En el más diminuto de los mundos,
gobernaba Dios corpóreo y mortal, siendo esto lo único que lo igualaba a la
humanidad. Su palabra era la ley, la cual no podría nunca ser cuestionada,
porque aquellos que se atrevían recibían el castigo divino. ¿Qué era lo que
estaba bien o lo que estaba mal? Eso no importaba, dependía de Dios. Si alguien
recibía la más grande de las condenas, era porque Él lo quería así. Le gustaba
que lo veneraran, y aquellos que lo hacían recibían el nombre de “Los hijos”.
Sin embargo, se la pasaba maldiciendo a aquellos que mostraban la más mínima
señal de pensar y pasar por encima de la ley. A estos los llamaba “Los
rebeldes”.
Un día, Los hijos llevaron a cabo
un plan que venían preparando desde hace algunos años: se convertirían en la
nueva divinidad del mundo pequeño. Se hicieron pasar por Los rebeldes, llegaron
a los aposentos de Dios y se dividieron en dos grupos: mientras unos acababan
con sus guardianes, el grupo más fuerte llegó hasta donde se encontraba el más
grande de los mortales. Sin pensarlo dos veces, lo atacaron sin que este
pudiera emitir sonido alguno, y fue así como este ser poderoso se convertía en
el más pequeño de los seres ante la barbarie humana. Con el cuerpo inerte a sus
pies, Los hijos reían y celebraban.
Lo primero que hicieron, fue
decirle a toda la humanidad que Dios había muerto en manos de Los rebeldes, y
que ellos tomarían el control del mundo, ya que les correspondía seguir
vigilando el cumplimiento de la ley divina, pues, según ellos, eran los más
cercanos a Él. Proclamaron que desde ese momento todo lo que harían sería “en
el nombre de Dios” y que el mundo seguiría funcionando como siempre lo había
hecho. Así como esto tranquilizó a “Los neutros”, un grupo de personas que solo
seguían las ordenes sin rechistar, dejó furiosos a Los rebeldes, los cuales
iban a ser castigados por “sus acciones”.
La reacción de estos últimos no
se hizo esperar: lo primero que trataron de hacer, fue convencer a Los neutros
de que ellos no habían cometido tal acto, pero lo único que consiguieron fue
que los abuchearan. Los hijos tomaron a la fuerza a varios de Los rebeldes,
quienes opusieron resistencia, pero como los primeros eran más poderosos, estos
acabaron con ellos de un golpe. Algunos de Los rebeldes lograron escapar, y,
llenos de rabia, decidieron que esto no se quedaría así.

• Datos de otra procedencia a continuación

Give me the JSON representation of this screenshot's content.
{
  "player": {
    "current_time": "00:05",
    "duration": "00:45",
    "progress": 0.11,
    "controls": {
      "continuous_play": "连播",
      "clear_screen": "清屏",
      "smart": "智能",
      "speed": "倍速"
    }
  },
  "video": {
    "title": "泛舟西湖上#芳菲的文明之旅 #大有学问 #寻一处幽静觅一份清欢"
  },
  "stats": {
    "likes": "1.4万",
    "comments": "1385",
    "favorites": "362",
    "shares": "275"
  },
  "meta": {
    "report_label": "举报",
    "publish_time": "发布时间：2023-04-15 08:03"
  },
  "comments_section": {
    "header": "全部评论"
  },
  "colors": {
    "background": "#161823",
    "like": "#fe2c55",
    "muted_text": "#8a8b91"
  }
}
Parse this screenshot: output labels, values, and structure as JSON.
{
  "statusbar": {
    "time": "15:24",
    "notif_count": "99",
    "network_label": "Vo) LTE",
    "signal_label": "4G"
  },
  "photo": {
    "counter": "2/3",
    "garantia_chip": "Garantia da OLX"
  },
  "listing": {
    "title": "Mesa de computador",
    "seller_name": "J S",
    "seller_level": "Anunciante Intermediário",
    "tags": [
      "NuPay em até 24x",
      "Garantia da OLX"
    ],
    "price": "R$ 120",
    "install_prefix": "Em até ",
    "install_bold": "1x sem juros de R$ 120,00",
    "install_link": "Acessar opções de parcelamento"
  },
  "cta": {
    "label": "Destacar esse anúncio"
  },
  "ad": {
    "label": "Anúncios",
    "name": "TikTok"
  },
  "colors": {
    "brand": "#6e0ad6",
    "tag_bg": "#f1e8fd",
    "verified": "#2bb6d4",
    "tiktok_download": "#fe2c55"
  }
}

Pasados algunos años de constante
persecución a Los rebeldes, y de opresión a Los neutros, ya los seres humanos
no se encontraban muy a gusto con la nueva ley divina. Los rebeldes
aprovecharon ese tiempo para convencer a varios de Los neutros que dudaban de
quienes estaban en el poder, a que se unieran a ellos para establecer las
nuevas leyes del mundo, las cuales serían muy diferentes a las divinas.
Comenzaron a tener a varias personas de su lado, lo cual molestó mucho a Los
hijos. Ahora aquellos “Rebeldes debiluchos” tenían lo que ellos menos querían:
poder. Fue así como Los hijos empezaron a atacar a Los rebeldes. Estos últimos
no se quedaron de brazos cruzados, y con todo el rencor devolvieron los
ataques, comenzando una guerra que cambiaría el curso de la historia.
Solo había masacre, rodaban
cabezas, caían Los hijos, Los rebeldes, Los neutros aliados a cada uno de los
bandos, pero también caían aquellos que nunca estuvieron de acuerdo con ninguno
de los dos bandos. Algunos mientras atacaban decían: “¡Lo hago en el nombre de
Dios!”, otros exclamaban: “¡Por un mundo mejor!”, pero parecía que nadie era
consciente de lo que hacía. Era un mundo pequeño, pequeño en conciencia moral,
pequeño en razón, pero grande en ansias de poder. Cuando quedó el último ser
humano, el cual sobrevivió a pesar de tanto, lo único que veía era los cuerpos
de aquellos que pretendían mantener el orden del mundo. Mirando un charco de
sangre, lo único que pudo decir fue: “¿Acaso es este el verdadero nombre de
Dios?” Y posterior a eso, se tomó un veneno.